Das Revisionsverfahren vor Bundesgericht verläuft in mehreren Schritten. Zunächst prüft das Bundesgericht die Zulässigkeit des Revisionsgesuchs. Erachtet das Bundesgericht das Revisionsgesuch als zulässig, tritt es auf dieses ein und prüft, ob die Begründung des Gesuchs zutrifft. Wenn dies der Fall ist, fällt das Bundesgericht, normalerweise in einem einzigen Urteil, nacheinander zwei verschiedene Entscheide. Im ersten hebt es das Urteil auf, das Gegenstand des Revisionsgesuchs ist, und im zweiten befindet es über die Beschwerde, mit der es sich zuvor befasst hatte (vgl. Art. 128 Abs. 1 BGG; Urteil 9F_20/2022 vom 8. Januar 2024 E. 1.2, zur Publikation vorgesehen).

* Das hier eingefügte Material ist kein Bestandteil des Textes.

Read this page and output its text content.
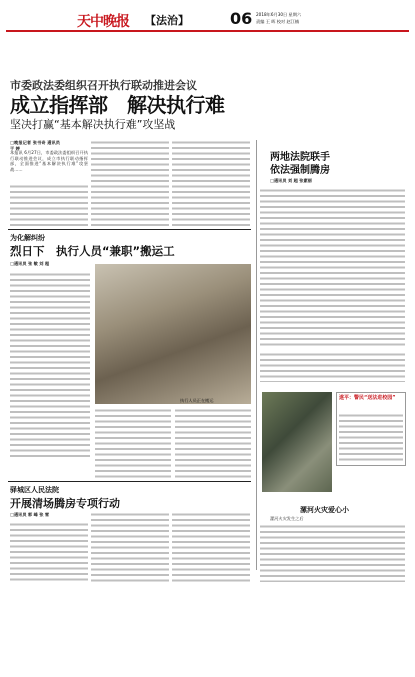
天中晚报 【法治】	06 2018年6月30日 星期六
责编 王 晖 校对 赵江楠
市委政法委组织召开执行联动推进会议
成立指挥部　解决执行难
坚决打赢“基本解决执行难”攻坚战
□晚报记者 张书奇 通讯员 于 婷
本报讯 6月27日，市委政法委组织召开执行联动推进会议，成立市执行联动指挥部，全面推进“基本解决执行难”攻坚战……
为化解纠纷
烈日下　执行人员“兼职”搬运工
□通讯员 张 敏 刘 超
执行人员正在搬运
驿城区人民法院
开展清场腾房专项行动
□通讯员 郭 峰 张 雪
两地法院联手
依法强制腾房
□通讯员 刘 超 张素丽
遂平：警民“送法进校园”
漯河火灾爱心小
漯河火灾发生之后
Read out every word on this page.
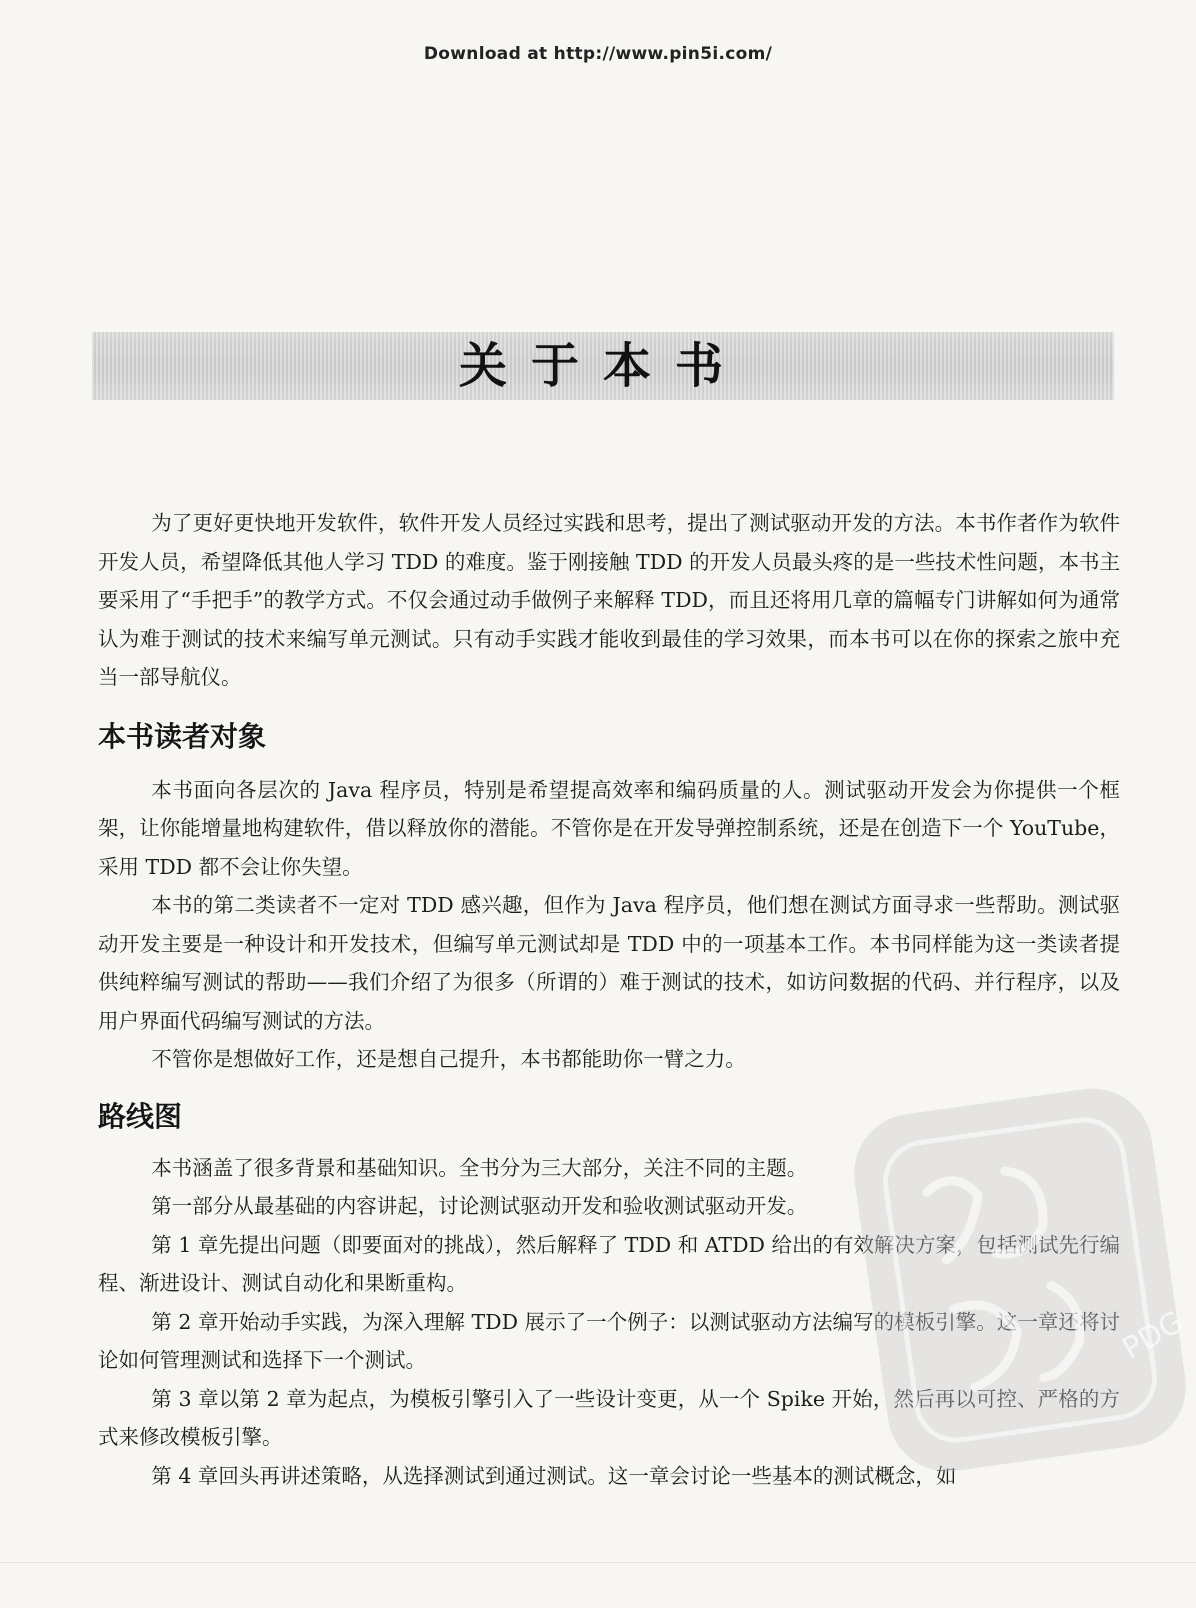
Download at http://www.pin5i.com/
关于本书

为了更好更快地开发软件，软件开发人员经过实践和思考，提出了测试驱动开发的方法。本书作者作为软件开发人员，希望降低其他人学习 TDD 的难度。鉴于刚接触 TDD 的开发人员最头疼的是一些技术性问题，本书主要采用了“手把手”的教学方式。不仅会通过动手做例子来解释 TDD，而且还将用几章的篇幅专门讲解如何为通常认为难于测试的技术来编写单元测试。只有动手实践才能收到最佳的学习效果，而本书可以在你的探索之旅中充当一部导航仪。

本书读者对象

本书面向各层次的 Java 程序员，特别是希望提高效率和编码质量的人。测试驱动开发会为你提供一个框架，让你能增量地构建软件，借以释放你的潜能。不管你是在开发导弹控制系统，还是在创造下一个 YouTube，采用 TDD 都不会让你失望。

本书的第二类读者不一定对 TDD 感兴趣，但作为 Java 程序员，他们想在测试方面寻求一些帮助。测试驱动开发主要是一种设计和开发技术，但编写单元测试却是 TDD 中的一项基本工作。本书同样能为这一类读者提供纯粹编写测试的帮助——我们介绍了为很多（所谓的）难于测试的技术，如访问数据的代码、并行程序，以及用户界面代码编写测试的方法。

不管你是想做好工作，还是想自己提升，本书都能助你一臂之力。

路线图

本书涵盖了很多背景和基础知识。全书分为三大部分，关注不同的主题。

第一部分从最基础的内容讲起，讨论测试驱动开发和验收测试驱动开发。

第 1 章先提出问题（即要面对的挑战），然后解释了 TDD 和 ATDD 给出的有效解决方案，包括测试先行编程、渐进设计、测试自动化和果断重构。

第 2 章开始动手实践，为深入理解 TDD 展示了一个例子：以测试驱动方法编写的模板引擎。这一章还将讨论如何管理测试和选择下一个测试。

第 3 章以第 2 章为起点，为模板引擎引入了一些设计变更，从一个 Spike 开始，然后再以可控、严格的方式来修改模板引擎。

第 4 章回头再讲述策略，从选择测试到通过测试。这一章会讨论一些基本的测试概念，如

PDG
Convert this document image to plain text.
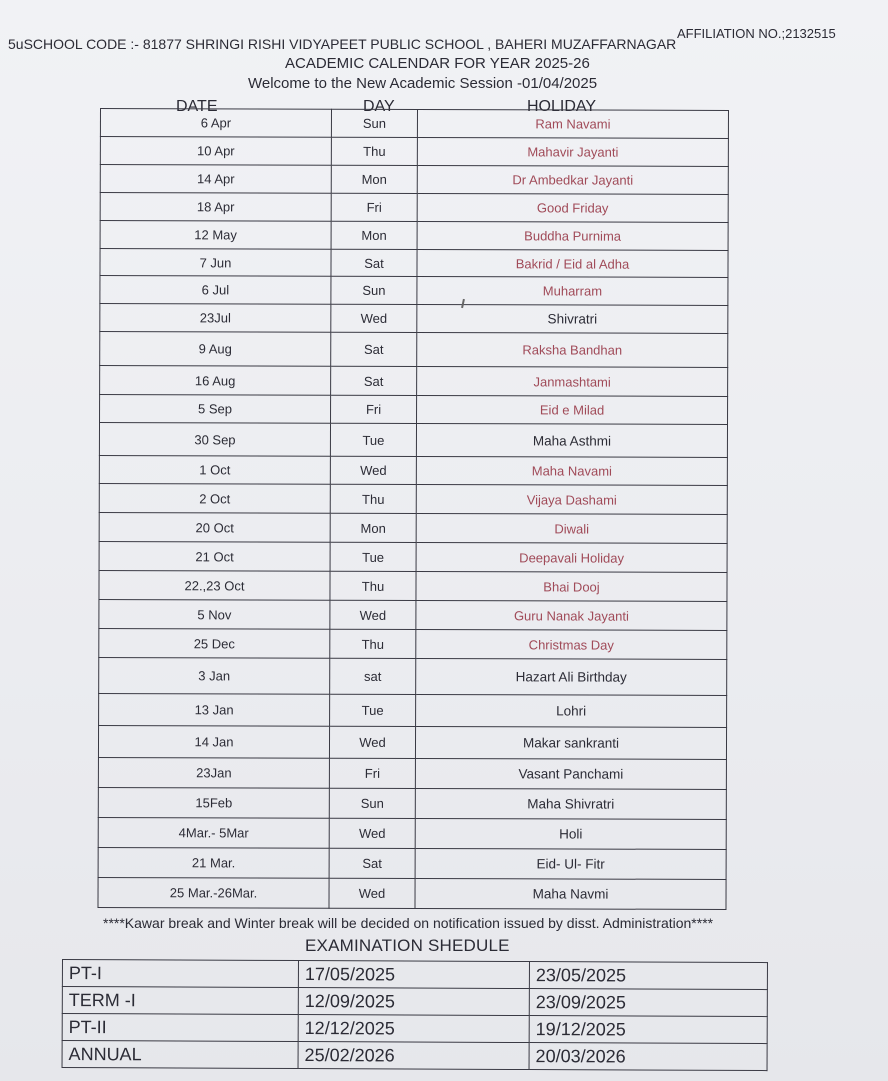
5uSCHOOL CODE :- 81877 SHRINGI RISHI VIDYAPEET PUBLIC SCHOOL , BAHERI MUZAFFARNAGAR
AFFILIATION NO.;2132515
ACADEMIC CALENDAR FOR YEAR 2025-26
Welcome to the New Academic Session -01/04/2025
DATE	DAY	HOLIDAY
6 Apr	Sun	Ram Navami
10 Apr	Thu	Mahavir Jayanti
14 Apr	Mon	Dr Ambedkar Jayanti
18 Apr	Fri	Good Friday
12 May	Mon	Buddha Purnima
7 Jun	Sat	Bakrid / Eid al Adha
6 Jul	Sun	Muharram
23Jul	Wed	Shivratri
9 Aug	Sat	Raksha Bandhan
16 Aug	Sat	Janmashtami
5 Sep	Fri	Eid e Milad
30 Sep	Tue	Maha Asthmi
1 Oct	Wed	Maha Navami
2 Oct	Thu	Vijaya Dashami
20 Oct	Mon	Diwali
21 Oct	Tue	Deepavali Holiday
22.,23 Oct	Thu	Bhai Dooj
5 Nov	Wed	Guru Nanak Jayanti
25 Dec	Thu	Christmas Day
3 Jan	sat	Hazart Ali Birthday
13 Jan	Tue	Lohri
14 Jan	Wed	Makar sankranti
23Jan	Fri	Vasant Panchami
15Feb	Sun	Maha Shivratri
4Mar.- 5Mar	Wed	Holi
21 Mar.	Sat	Eid- Ul- Fitr
25 Mar.-26Mar.	Wed	Maha Navmi
****Kawar break and Winter break will be decided on notification issued by disst. Administration****
EXAMINATION SHEDULE
PT-I	17/05/2025	23/05/2025
TERM -I	12/09/2025	23/09/2025
PT-II	12/12/2025	19/12/2025
ANNUAL	25/02/2026	20/03/2026
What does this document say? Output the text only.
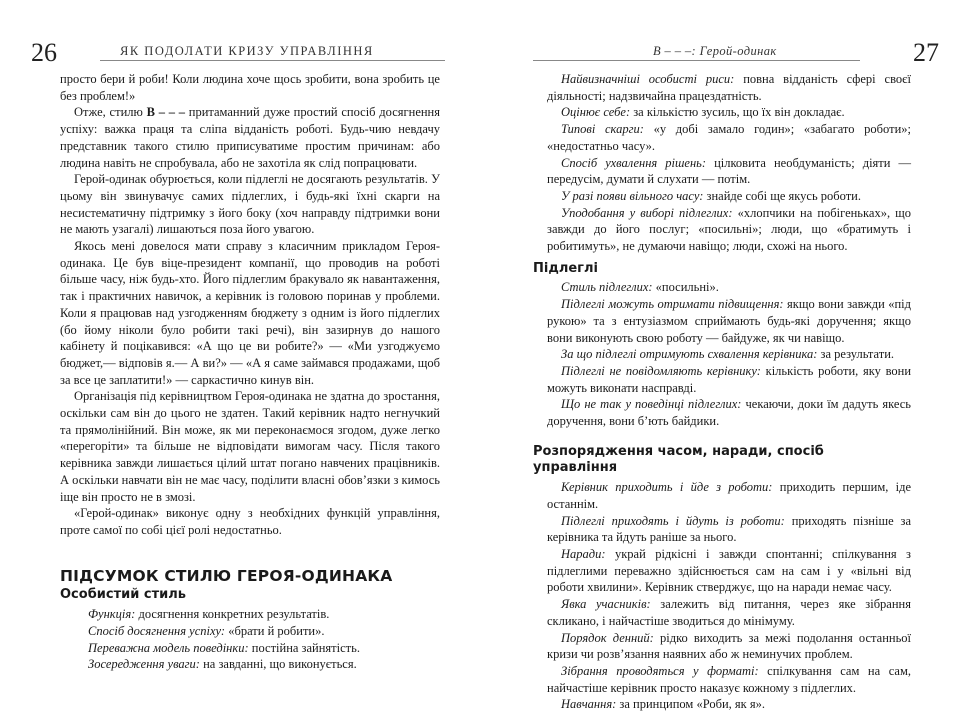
26	ЯК ПОДОЛАТИ КРИЗУ УПРАВЛІННЯ

просто бери й роби! Коли людина хоче щось зробити, вона зробить це без проблем!»

Отже, стилю B – – – притаманний дуже простий спосіб досягнення успіху: важка праця та сліпа відданість роботі. Будь-чию невдачу представник такого стилю приписуватиме простим причинам: або людина навіть не спробувала, або не захотіла як слід попрацювати.

Герой-одинак обурюється, коли підлеглі не досягають результатів. У цьому він звинувачує самих підлеглих, і будь-які їхні скарги на несистематичну підтримку з його боку (хоч направду підтримки вони не мають узагалі) лишаються поза його увагою.

Якось мені довелося мати справу з класичним прикладом Героя-одинака. Це був віце-президент компанії, що проводив на роботі більше часу, ніж будь-хто. Його підлеглим бракувало як навантаження, так і практичних навичок, а керівник із головою поринав у проблеми. Коли я працював над узгодженням бюджету з одним із його підлеглих (бо йому ніколи було робити такі речі), він зазирнув до нашого кабінету й поцікавився: «А що це ви робите?» — «Ми узгоджуємо бюджет,— відповів я.— А ви?» — «А я саме займався продажами, щоб за все це заплатити!» — саркастично кинув він.

Організація під керівництвом Героя-одинака не здатна до зростання, оскільки сам він до цього не здатен. Такий керівник надто негнучкий та прямолінійний. Він може, як ми переконаємося згодом, дуже легко «перегоріти» та більше не відповідати вимогам часу. Після такого керівника завжди лишається цілий штат погано навчених працівників. А оскільки навчати він не має часу, поділити власні обов’язки з кимось іще він просто не в змозі.

«Герой-одинак» виконує одну з необхідних функцій управління, проте самої по собі цієї ролі недостатньо.

ПІДСУМОК СТИЛЮ ГЕРОЯ-ОДИНАКА
Особистий стиль

Функція: досягнення конкретних результатів.

Спосіб досягнення успіху: «брати й робити».

Переважна модель поведінки: постійна зайнятість.

Зосередження уваги: на завданні, що виконується.

B – – –: Герой-одинак	27

Найвизначніші особисті риси: повна відданість сфері своєї діяльності; надзвичайна працездатність.

Оцінює себе: за кількістю зусиль, що їх він докладає.

Типові скарги: «у добі замало годин»; «забагато роботи»; «недостатньо часу».

Спосіб ухвалення рішень: цілковита необдуманість; діяти — передусім, думати й слухати — потім.

У разі появи вільного часу: знайде собі ще якусь роботи.

Уподобання у виборі підлеглих: «хлопчики на побігеньках», що завжди до його послуг; «посильні»; люди, що «братимуть і робитимуть», не думаючи навіщо; люди, схожі на нього.

Підлеглі

Стиль підлеглих: «посильні».

Підлеглі можуть отримати підвищення: якщо вони завжди «під рукою» та з ентузіазмом сприймають будь-які доручення; якщо вони виконують свою роботу — байдуже, як чи навіщо.

За що підлеглі отримують схвалення керівника: за результати.

Підлеглі не повідомляють керівнику: кількість роботи, яку вони можуть виконати насправді.

Що не так у поведінці підлеглих: чекаючи, доки їм дадуть якесь доручення, вони б’ють байдики.

Розпорядження часом, наради, спосіб управління

Керівник приходить і йде з роботи: приходить першим, іде останнім.

Підлеглі приходять і йдуть із роботи: приходять пізніше за керівника та йдуть раніше за нього.

Наради: украй рідкісні і завжди спонтанні; спілкування з підлеглими переважно здійснюється сам на сам і у «вільні від роботи хвилини». Керівник стверджує, що на наради немає часу.

Явка учасників: залежить від питання, через яке зібрання скликано, і найчастіше зводиться до мінімуму.

Порядок денний: рідко виходить за межі подолання останньої кризи чи розв’язання наявних або ж неминучих проблем.

Зібрання проводяться у форматі: спілкування сам на сам, найчастіше керівник просто наказує кожному з підлеглих.

Навчання: за принципом «Роби, як я».
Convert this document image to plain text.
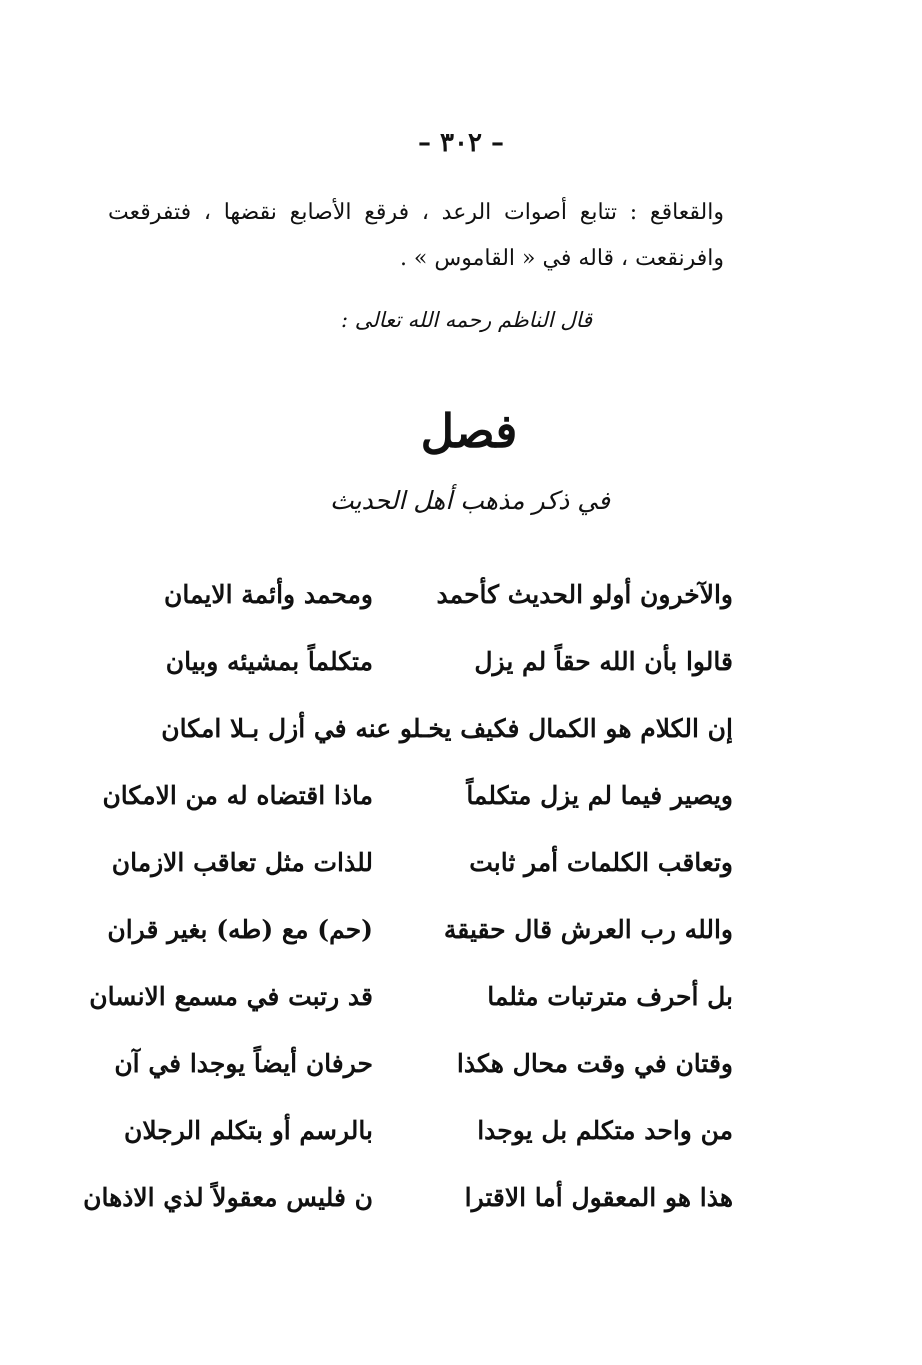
– ٣٠٢ –
والقعاقع : تتابع أصوات الرعد ، فرقع الأصابع نقضها ، فتفرقعت وافرنقعت ، قاله في « القاموس » .
قال الناظم رحمه الله تعالى :
فصل
في ذكر مذهب أهل الحديث
والآخرون أولو الحديث كأحمد
ومحمد وأئمة الايمان
قالوا بأن الله حقاً لم يزل
متكلماً بمشيئه وبيان
إن الكلام هو الكمال فكيف يخـلو عنه في أزل بـلا امكان
ويصير فيما لم يزل متكلماً
ماذا اقتضاه له من الامكان
وتعاقب الكلمات أمر ثابت
للذات مثل تعاقب الازمان
والله رب العرش قال حقيقة
(حم) مع (طه) بغير قران
بل أحرف مترتبات مثلما
قد رتبت في مسمع الانسان
وقتان في وقت محال هكذا
حرفان أيضاً يوجدا في آن
من واحد متكلم بل يوجدا
بالرسم أو بتكلم الرجلان
هذا هو المعقول أما الاقترا
ن فليس معقولاً لذي الاذهان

Trifft die Begründung des Revisionsgesuchs nicht zu, wird es vom Bundesgericht abgewiesen.
2.2. Gemäss Art. 122 BGG kann die Revision eines Entscheids des Bundesgerichts wegen Verletzung der EMRK verlangt werden, wenn der EGMR in einem endgültigen Urteil (Art. 44 EMRK) festgestellt hat, dass die EMRK oder die Protokolle dazu verletzt worden sind, oder den Fall durch eine gütliche Einigung (Art. 39 EMRK) abgeschlossen hat (lit. a), eine Entschädigung nicht geeignet ist, die Folgen der Verletzung auszugleichen (lit. b), und die Revision notwendig ist, um die Verletzung zu beseitigen (lit. c). Diese Voraussetzungen müssen kumulativ erfüllt sein (BGE 143 I 50 E. 1.2). Das Gesuch ist beim Bundesgericht innert 90 Tagen einzureichen, nachdem das Urteil des EGMR gemäss Art. 44 EMRK endgültig geworden ist (Art. 124 Abs. 1 lit. c BGG).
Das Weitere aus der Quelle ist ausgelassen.